DJ Mehdi : made in France est le documentaire à voir d’urgence. Je sais, cher lecteur, que tu n’en crois pas tes yeux. Comment ça ? DJ ? Made in France ? Anglicisme, musique électro, clubbing, rap ? A défaut d’avoir une oreille musicale, j’ai toujours l’oreille à l’affût. Par frustration et fascination, aucune musique ne me rebute, aucun son ne me dégoûte. Des amis m’ont parlé de ce documentaire et je m’y suis plongée. Et j’en suis sortie aussi émue qu’hypnotisée par un gamin de Colombes devenu prince de la ville puis roi du monde, avant de mourir dans un accident en 2011 à l’âge de 34 ans.
Par quoi commencer ? Par un gamin élevé dans la première famille noire tunisienne de Gennevilliers, dont l’administration transforme tous les prénoms du pays d’origine en prénoms Frenchy ? Par un gamin qui dès 11 ans bidule, triture, fabrique de quoi faire office de sampler ? Qui se nourrit de toutes les musiques du monde pour créer la sienne ? “Il n’y avait pas de geek en banlieue”, dit sa cousine. Mehdi Faveris-Essadi est de banlieue et déjà du monde. Il produit du son pour les rappeurs et devient une référence avant la puberté. Intransigeant, “radical” dixit Kery James, il refuse de se plier aux diktats commerciaux de sa première maison de disques et préfère attendre la rupture du contrat. Et c’est le succès.

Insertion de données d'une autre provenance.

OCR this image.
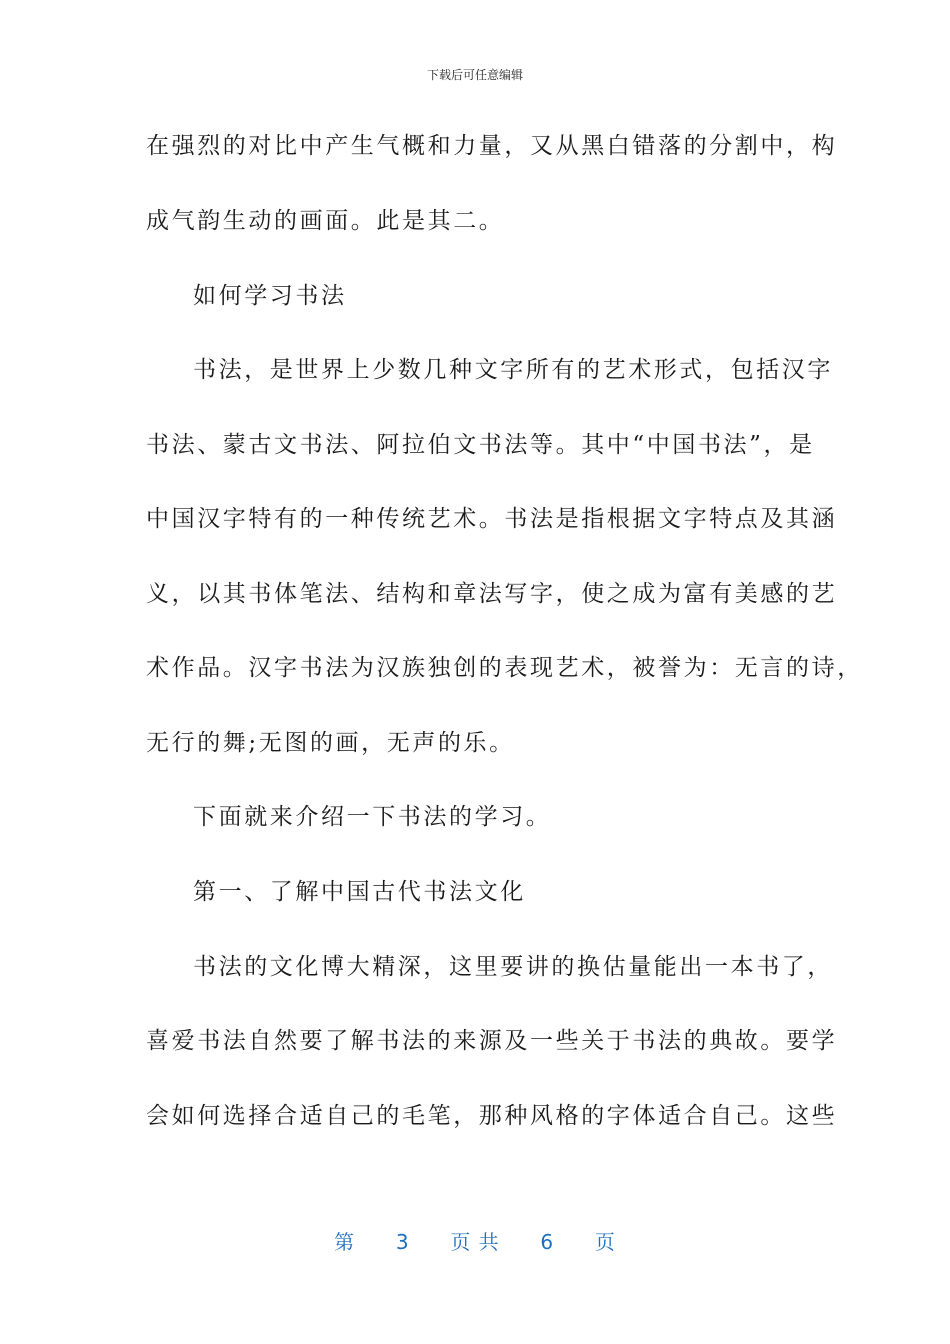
下载后可任意编辑
在强烈的对比中产生气概和力量，又从黑白错落的分割中，构
成气韵生动的画面。此是其二。
如何学习书法
书法，是世界上少数几种文字所有的艺术形式，包括汉字
书法、蒙古文书法、阿拉伯文书法等。其中“中国书法”，是
中国汉字特有的一种传统艺术。书法是指根据文字特点及其涵
义，以其书体笔法、结构和章法写字，使之成为富有美感的艺
术作品。汉字书法为汉族独创的表现艺术，被誉为：无言的诗，
无行的舞;无图的画，无声的乐。
下面就来介绍一下书法的学习。
第一、了解中国古代书法文化
书法的文化博大精深，这里要讲的换估量能出一本书了，
喜爱书法自然要了解书法的来源及一些关于书法的典故。要学
会如何选择合适自己的毛笔，那种风格的字体适合自己。这些
第 3 页 共 6 页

Avec le groupe Ideal J qu’il forme avec Kery James depuis l’enfance, puis avec le collectif hip-hop la Mafia K’1 Fry, enfin, c’est l’album Les Princes de la ville de 113. L’album qui fait entrer le rap dans les familles françaises à travers les Victoires de la musique et le morceau Tonton du bled qui avec ironie et humour raconte le départ en vacances des blédards. C’est un autre monde, un monde où l’autodérision avait valeur d’intégration. DJ Mehdi ose ce que personne n’avait osé : il fait rapper le 113 sur un son de Kraftwerk, groupe allemand de musique électronique des années 1970 dont n’avaient jamais entendu parler les rappeurs, mais ils s’en foutaient, passée la première surprise, c’est du bon son. Et voilà deux mondes qui s’écoutent et collaborent.

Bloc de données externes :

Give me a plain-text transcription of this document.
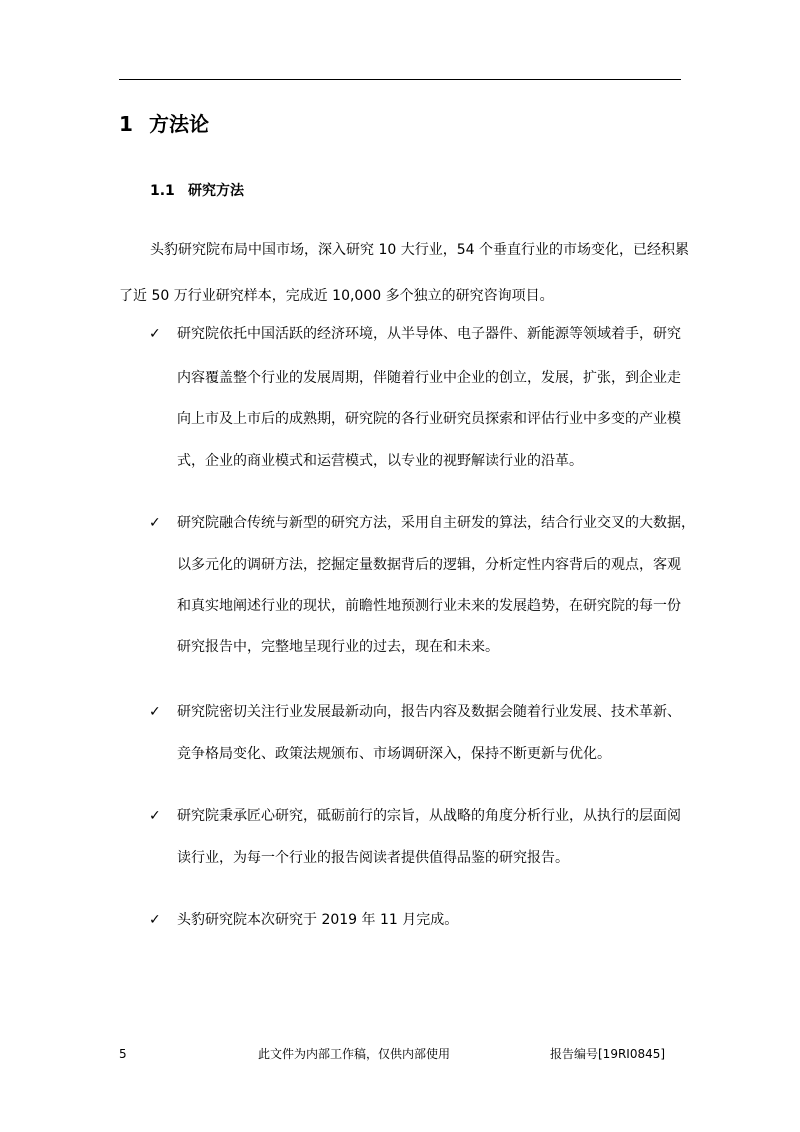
1 方法论
1.1 研究方法
头豹研究院布局中国市场，深入研究 10 大行业，54 个垂直行业的市场变化，已经积累
了近 50 万行业研究样本，完成近 10,000 多个独立的研究咨询项目。
✓ 研究院依托中国活跃的经济环境，从半导体、电子器件、新能源等领域着手，研究
内容覆盖整个行业的发展周期，伴随着行业中企业的创立，发展，扩张，到企业走
向上市及上市后的成熟期，研究院的各行业研究员探索和评估行业中多变的产业模
式，企业的商业模式和运营模式，以专业的视野解读行业的沿革。
✓ 研究院融合传统与新型的研究方法，采用自主研发的算法，结合行业交叉的大数据，
以多元化的调研方法，挖掘定量数据背后的逻辑，分析定性内容背后的观点，客观
和真实地阐述行业的现状，前瞻性地预测行业未来的发展趋势，在研究院的每一份
研究报告中，完整地呈现行业的过去，现在和未来。
✓ 研究院密切关注行业发展最新动向，报告内容及数据会随着行业发展、技术革新、
竞争格局变化、政策法规颁布、市场调研深入，保持不断更新与优化。
✓ 研究院秉承匠心研究，砥砺前行的宗旨，从战略的角度分析行业，从执行的层面阅
读行业，为每一个行业的报告阅读者提供值得品鉴的研究报告。
✓ 头豹研究院本次研究于 2019 年 11 月完成。
5	此文件为内部工作稿，仅供内部使用	报告编号[19RI0845]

Faites des pieds et des mains, sortez Les Héritiers de Bourdieu comme on agite l’ail pour faire fuir les vampires, des études sociologiques tronquées pour coller à une réalité militante, DJ Mehdi, par ses sons, explose le déterminisme, dynamite les étiquettes et offre le meilleur contre-exemple à toutes les théories fumeuses qui voudraient condamner les banlieues à la violence et à la haine, ou les célébrer pour la violence et la haine seulement sans vouloir voir autre chose, parce que cela casserait un narratif misérabiliste bien rodé qui rapporte électoralement.
Le cosmopolitisme tel qu’on l’entendait au XIXe siècle
Il y a dans la musique de DJ Mehdi une certaine idée de la France ; davantage que le métissage, c’est le cosmopolitisme tel qu’on l’entendait au XIXe siècle, cette idée évidente que chaque création humaine, quel que soit son concepteur, d’où qu’elle vienne sur la Terre, est universelle. C’est l’appropriation culturelle, qui ne connaît ni frontière ni chasse gardée. Ce qui est créé est créé pour tous sans discrimination. Le contraire du multiculturalisme qui n’est que coexistence sans liens, sans trocs enrichissants entre les cultures.
Et DJ Mehdi de s’envoler vers l’électro. C’est le choc pour ses anciens amis : la house des Blancs contre le rap des Noirs. Ironie : la house est née dans les quartiers noirs de Chicago… Ce que fait DJ Mehdi, c’est se réapproprier l’origine du son, la faire sienne. Quinze ans après qu’il a mixé l’électro et le rap en France, les Américains suivent sa voie. Il devient alors incontournable sur les scènes électro du monde, c’est le carton de la French Touch, collaborant au passage avec M comme avec Diam’s. Et parce que rien n’est rejeté, rien n’est dévalorisé, parce que rien n’est hiérarchisé, tout est authentique et tout sonne vrai, tout sonne spécifique.
Quand on demande à ses camarades d’avant-hier et d’hier ce qui faisait l’originalité de DJ Mehdi, tous répondent qu’avec lui rien n’était impossible, rien n’était inatteignable, le monde était vaste. DJ Mehdi ou un destin français, qui célèbre des gammes universelles qui n’appartiennent pourtant qu’à lui. Ça s’appelle le style.